Tempête Alex : la famille de l’élevage solidaire

Publié le 01 décembre 2020

Les éleveurs de Camargue et de Crau notamment ont collecté 120 tonnes de fourrage en un jour et demi (photo : SA).

Les éleveurs des Bouches-du-Rhône collectent 120 tonnes de fourrage qu’ils font acheminer, avec leurs nombreux soutiens locaux, vers les élevages des Alpes-Maritimes sinistrés par la tempête Alex.

Dans la région montagneuse durement frappée par la tempête Alex le 2 octobre dernier, plus d’une centaine d’agriculteurs, surtout des éleveurs ovins et bovins, ont été sinistrés. Entre les pertes d’animaux, de bâtiments d’exploitations, les dégâts matériels et les besoins de fourrage, beaucoup se demandaient encore il y a quelques jours comment ils passeraient l’hiver. Il fallait agir vite pour ravitailler dans l’immédiat ces exploitations enclavées en hauteur. Dans un grand élan de solidarité, une vaste opération de collecte de foin s’est organisée entre les éleveurs de tous les départements  de la région ces dernières semaines.
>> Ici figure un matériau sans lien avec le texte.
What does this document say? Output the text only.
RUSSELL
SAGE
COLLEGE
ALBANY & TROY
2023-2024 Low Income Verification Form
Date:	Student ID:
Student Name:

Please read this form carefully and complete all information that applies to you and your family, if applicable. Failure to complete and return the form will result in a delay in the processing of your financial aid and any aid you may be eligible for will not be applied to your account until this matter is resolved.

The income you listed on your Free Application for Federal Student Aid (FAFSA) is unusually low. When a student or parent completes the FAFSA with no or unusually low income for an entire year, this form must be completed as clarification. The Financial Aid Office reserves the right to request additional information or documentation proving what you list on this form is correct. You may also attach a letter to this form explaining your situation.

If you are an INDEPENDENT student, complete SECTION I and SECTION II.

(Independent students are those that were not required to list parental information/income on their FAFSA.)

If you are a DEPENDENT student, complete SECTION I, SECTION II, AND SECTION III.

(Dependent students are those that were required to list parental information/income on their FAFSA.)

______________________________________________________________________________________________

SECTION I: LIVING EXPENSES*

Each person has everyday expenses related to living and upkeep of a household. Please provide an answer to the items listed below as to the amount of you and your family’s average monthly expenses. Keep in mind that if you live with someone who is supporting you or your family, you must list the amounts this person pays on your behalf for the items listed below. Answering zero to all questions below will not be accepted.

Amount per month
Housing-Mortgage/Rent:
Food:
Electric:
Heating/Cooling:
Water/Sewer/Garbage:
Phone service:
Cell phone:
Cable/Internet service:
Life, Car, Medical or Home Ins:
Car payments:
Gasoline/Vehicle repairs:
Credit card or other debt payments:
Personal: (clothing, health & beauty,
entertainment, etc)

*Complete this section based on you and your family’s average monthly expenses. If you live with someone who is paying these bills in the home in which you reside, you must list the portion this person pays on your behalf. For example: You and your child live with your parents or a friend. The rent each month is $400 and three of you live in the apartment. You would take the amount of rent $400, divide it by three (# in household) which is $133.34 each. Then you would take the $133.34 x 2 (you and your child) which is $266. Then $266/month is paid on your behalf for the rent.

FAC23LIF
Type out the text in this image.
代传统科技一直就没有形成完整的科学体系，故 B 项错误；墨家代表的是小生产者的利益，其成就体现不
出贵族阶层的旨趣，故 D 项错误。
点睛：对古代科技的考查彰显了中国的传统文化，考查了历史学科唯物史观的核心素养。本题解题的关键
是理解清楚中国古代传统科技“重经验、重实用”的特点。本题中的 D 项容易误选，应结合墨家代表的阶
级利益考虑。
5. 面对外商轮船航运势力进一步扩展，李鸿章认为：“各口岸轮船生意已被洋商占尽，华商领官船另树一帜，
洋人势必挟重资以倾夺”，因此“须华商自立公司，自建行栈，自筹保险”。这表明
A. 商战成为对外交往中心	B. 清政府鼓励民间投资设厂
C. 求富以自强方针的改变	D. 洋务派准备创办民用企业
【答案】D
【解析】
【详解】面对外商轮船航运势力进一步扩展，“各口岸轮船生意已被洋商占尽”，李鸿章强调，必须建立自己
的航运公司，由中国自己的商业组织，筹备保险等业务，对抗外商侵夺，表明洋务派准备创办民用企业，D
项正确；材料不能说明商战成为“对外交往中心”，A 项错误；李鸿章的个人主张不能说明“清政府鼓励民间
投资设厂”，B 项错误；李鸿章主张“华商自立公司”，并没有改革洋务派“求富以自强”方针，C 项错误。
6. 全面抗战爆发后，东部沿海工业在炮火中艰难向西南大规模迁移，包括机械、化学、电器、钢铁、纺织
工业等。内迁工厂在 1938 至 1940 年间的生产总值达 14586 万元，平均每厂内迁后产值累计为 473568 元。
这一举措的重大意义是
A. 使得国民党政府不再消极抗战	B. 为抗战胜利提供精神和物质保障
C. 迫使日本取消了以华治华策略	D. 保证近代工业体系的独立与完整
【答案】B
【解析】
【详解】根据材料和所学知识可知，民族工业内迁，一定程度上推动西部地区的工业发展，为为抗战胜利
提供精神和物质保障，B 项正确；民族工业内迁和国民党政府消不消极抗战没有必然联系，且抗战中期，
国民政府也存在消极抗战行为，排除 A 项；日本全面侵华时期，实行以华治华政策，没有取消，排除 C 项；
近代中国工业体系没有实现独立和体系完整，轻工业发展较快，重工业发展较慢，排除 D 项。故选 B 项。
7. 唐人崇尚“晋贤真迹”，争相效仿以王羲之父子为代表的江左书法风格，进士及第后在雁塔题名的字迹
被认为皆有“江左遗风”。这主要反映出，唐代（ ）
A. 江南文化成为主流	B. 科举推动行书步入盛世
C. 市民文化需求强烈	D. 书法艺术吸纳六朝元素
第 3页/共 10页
Six camions convoyés dans les montagnes

Dans les Bouches-du-Rhône, l’appel lancé par la Chambre d’agriculture, la FDSEA et les JA a immédiatement fait écho. Avec le soutien du Comité de foin de Crau, les éleveurs de Camargue et de Crau, notamment, ont collecté 120 tonnes de fourrage en un jour et demi. Mais le plus dur restait à faire : par endroits, des routes ont en effet été emportées et des ponts détruits. Alors, même si certains axes ont été dégagés – pour redescendre notamment les troupeaux des zones d’estive –, impossible de convoyer ces volumes de fourrages par camions de gros tonnages.

Avec le soutien de nombreux partenaires dans les Bouches-du-Rhône, comme la Safer, le Crédit Agricole et les Rotary club d’Aubagne et de Carnoux, toute une logistique a pu être organisée et financée. Au total, six petits camions ont été utilisés pour acheminer le fourrage dans les vallées depuis le Min de Nice, où des hangars ont été libérés pour stocker le foin. Le dernier convoi de foin en provenance des exploitations des Bouches-du-Rhône a été effectué cette semaine. Dans les vallées de la Vésubie et de la Roya, les éleveurs et leurs bêtes pourront finalement passer l’hiver, tandis que d’autres ont pu rejoindre leurs places sur d’autres secteurs, ou être accueillis dans le piedmont.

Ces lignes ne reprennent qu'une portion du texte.